Professor Jianrong Yu, from Chinese Academy of Social Science, launched a campaign to save “children beggars” via micro-blog system.

It’s reported that more than 200,000 children were missing in China every year. The number is astonishing. Most missing children were kidnapped and sold to gangsters who use children to beg for money on the streets. There has been a considerable large black market of children trafficking operating many years. The children beggars, as young as 3 or 4 years old, are in miserable condition, frequently being beaten, starved and abused.

Prof. Yu’s campaign is let the people to photograph the children beggars on the streets and post the photos on micro-blog so that the parents of the missing children could find the clue of their babies. Prof. Yu’s call was warmly responded by more than 55,000 micro-blog posts with 800 photos of children. It’s reported that several children were indeed saved by the information revealed on the micro-blog.

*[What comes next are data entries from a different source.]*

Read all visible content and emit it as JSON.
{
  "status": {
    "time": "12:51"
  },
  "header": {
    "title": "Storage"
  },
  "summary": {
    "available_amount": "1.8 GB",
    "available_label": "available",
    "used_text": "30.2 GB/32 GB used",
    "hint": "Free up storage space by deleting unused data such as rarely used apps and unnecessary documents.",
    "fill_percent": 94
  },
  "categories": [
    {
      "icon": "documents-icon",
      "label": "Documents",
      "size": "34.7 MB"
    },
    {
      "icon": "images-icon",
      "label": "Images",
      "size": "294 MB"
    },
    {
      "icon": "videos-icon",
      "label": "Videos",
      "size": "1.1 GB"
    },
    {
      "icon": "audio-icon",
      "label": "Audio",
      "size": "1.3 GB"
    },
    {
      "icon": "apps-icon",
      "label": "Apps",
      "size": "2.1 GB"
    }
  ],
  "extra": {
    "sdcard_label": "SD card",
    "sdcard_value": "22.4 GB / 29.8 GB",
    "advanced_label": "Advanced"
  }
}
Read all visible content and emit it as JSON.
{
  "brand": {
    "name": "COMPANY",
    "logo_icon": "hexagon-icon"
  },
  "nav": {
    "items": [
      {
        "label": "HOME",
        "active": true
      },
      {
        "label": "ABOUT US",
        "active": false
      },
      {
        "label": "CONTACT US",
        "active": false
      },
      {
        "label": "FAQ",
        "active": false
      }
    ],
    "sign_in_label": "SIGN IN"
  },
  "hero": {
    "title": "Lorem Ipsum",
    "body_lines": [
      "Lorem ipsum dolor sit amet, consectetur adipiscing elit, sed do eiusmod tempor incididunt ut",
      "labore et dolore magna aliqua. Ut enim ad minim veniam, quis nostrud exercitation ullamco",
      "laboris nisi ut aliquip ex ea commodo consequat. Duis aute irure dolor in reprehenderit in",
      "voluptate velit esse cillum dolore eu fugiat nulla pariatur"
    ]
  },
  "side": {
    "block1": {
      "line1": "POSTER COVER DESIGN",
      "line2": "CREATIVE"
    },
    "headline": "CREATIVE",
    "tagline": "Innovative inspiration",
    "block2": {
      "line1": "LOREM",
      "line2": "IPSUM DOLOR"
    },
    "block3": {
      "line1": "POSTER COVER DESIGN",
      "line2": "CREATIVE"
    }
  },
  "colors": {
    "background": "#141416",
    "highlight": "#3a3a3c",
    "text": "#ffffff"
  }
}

However, the civil society campaign could make mistakes. For example, the parents from Shanxi discovered a boy beggar in a photo taken in Zhuhai looking extremely similar to their baby and reported to police. The local police immediately arrested the man who led the said children beggar and declared a success of micro-blog salvation. Sadly, it was too early to celebrate for the family reunion.  The boy was not the son of Shanxi parents.

There are other concerns over the campaign. All the children’s photos are published online. Does it violate the children’s privacy and minor’s legal protection? Would the photos be utilized for illegal purposes, such as commercial ads or extortion by organized crimes? Who is responsible for protecting the children’s personal information?

Fortunately, the campaign has noted these issues. Prof. Yu said a database of missing children will be set up and people’s submissions will not be publicly accessible anyway. Then it arises other issues, such as transparency of information and sustainability of the operation.

Some Congressmen have urged the police to take more effective actions against children kidnapping and trafficking and improve the social welfare system to help poor children, particularly in migrant workers’ families.